Those who revere President Ronald Reagan’s legacy should support common-sense gun control legislation, writes Sarah Brady, whose husband, Reagan aide James Brady, was severely injured during an assassination attempt on the president 30 years ago today.
“Sometimes it’s hard to believe that it’s been 30 years since a mentally ill man tried to assassinate President Ronald Reagan because of a romantic figment of his imagination,” Brady writes in an Op-Ed piece in The Washington Post. “On March 30, 1981, a gunman was able to fire six shots from a .22-caliber pistol, wounding the president, a Secret Service agent, a police officer — and seriously injuring my husband, with a gunshot to the head.”

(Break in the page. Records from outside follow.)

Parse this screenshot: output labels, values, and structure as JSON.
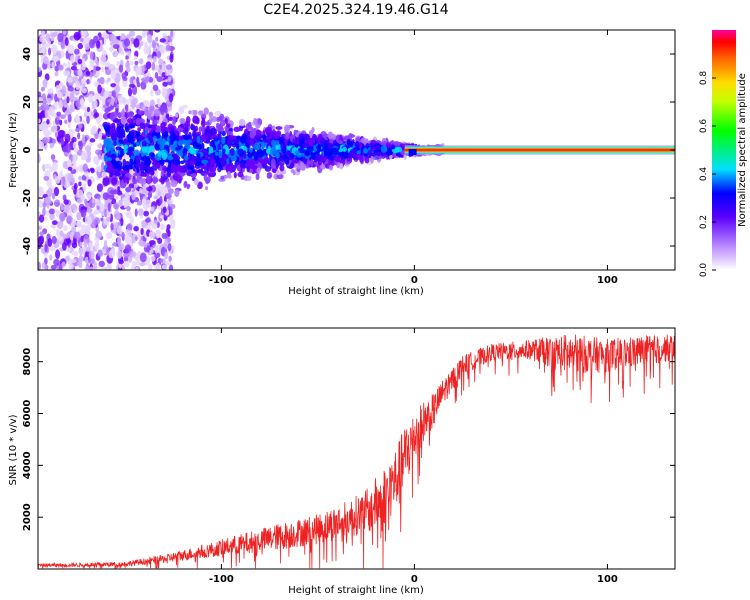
{
  "title": "C2E4.2025.324.19.46.G14",
  "chart_data": [
    {
      "type": "heatmap",
      "xlabel": "Height of straight line (km)",
      "ylabel": "Frequency (Hz)",
      "xlim": [
        -195,
        135
      ],
      "ylim": [
        -50,
        50
      ],
      "xticks": [
        -100,
        0,
        100
      ],
      "yticks": [
        -40,
        -20,
        0,
        20,
        40
      ],
      "colorbar": {
        "label": "Normalized spectral amplitude",
        "range": [
          0,
          1
        ],
        "ticks": [
          0.0,
          0.2,
          0.4,
          0.6,
          0.8
        ],
        "tick_labels": [
          "0.0",
          "0.2",
          "0.4",
          "0.6",
          "0.8"
        ]
      },
      "description_points": {
        "line_start_km": 0,
        "line_freq_hz": 0,
        "scatter_region_km": [
          -195,
          15
        ]
      }
    },
    {
      "type": "line",
      "xlabel": "Height of straight line (km)",
      "ylabel": "SNR (10 * v/v)",
      "xlim": [
        -195,
        135
      ],
      "ylim": [
        0,
        9300
      ],
      "xticks": [
        -100,
        0,
        100
      ],
      "yticks": [
        2000,
        4000,
        6000,
        8000
      ],
      "color": "#ee2222",
      "series": [
        {
          "name": "SNR",
          "x": [
            -195,
            -170,
            -150,
            -130,
            -110,
            -90,
            -70,
            -50,
            -35,
            -25,
            -15,
            -8,
            -4,
            0,
            5,
            10,
            15,
            25,
            40,
            60,
            80,
            100,
            120,
            135
          ],
          "y": [
            150,
            170,
            200,
            400,
            700,
            1000,
            1300,
            1600,
            2000,
            2300,
            3000,
            3800,
            4600,
            5200,
            5800,
            6200,
            6900,
            7900,
            8400,
            8500,
            8400,
            8300,
            8500,
            8600
          ],
          "spread": [
            100,
            120,
            150,
            250,
            400,
            600,
            800,
            900,
            1100,
            1300,
            1800,
            2000,
            2000,
            1500,
            1200,
            1000,
            800,
            600,
            500,
            600,
            1200,
            1000,
            900,
            800
          ]
        }
      ]
    }
  ]
}
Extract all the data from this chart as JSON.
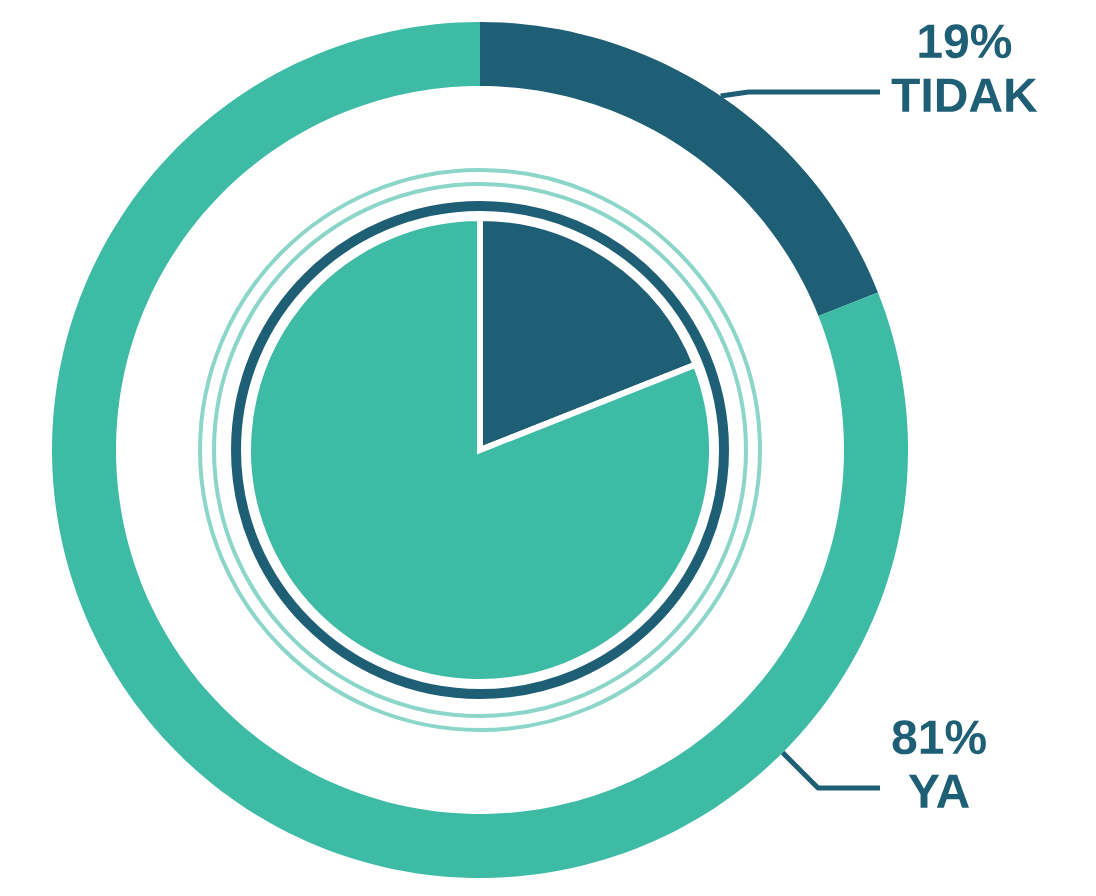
{
  "chart_data": {
    "type": "donut",
    "categories": [
      "TIDAK",
      "YA"
    ],
    "values": [
      19,
      81
    ],
    "colors": [
      "#1f5f75",
      "#3dbba4"
    ],
    "value_labels": [
      "19%",
      "81%"
    ]
  }
}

The chairwoman of the Brady Campaign to Prevent Gun Violence noted that her husband, Reagan’s press secretary at the time, was partially paralyzed and is confined to a wheel chair. The legislation that bears his name, the Brady Handgun Violence Prevention Act, took seven years to pass, and had Reagan’s support.
“It’s hard to believe that despite this success, some conservatives who claim to revere Ronald Reagan still reject the common-sense gun reforms he backed,” she writes. “Reagan, a lifetime member of the National Rifle Association, believed in the Brady bill and the 1994 assault weapons ban, which helped stem the flow of those weapons of war to American streets.”
It was “excruciating to watch history repeat itself outside Tucson in January,” she wrote of the incident in which Rep. Gabrielle Giffords, D-Ariz., was shot in the head and six other killed. “It’s hard to believe that any American would sully his credibility by suggesting that a 32-round assault clip has a legitimate use in our society. Time and time again we have seen this weaponry used only to kill human beings in masses and mounds.”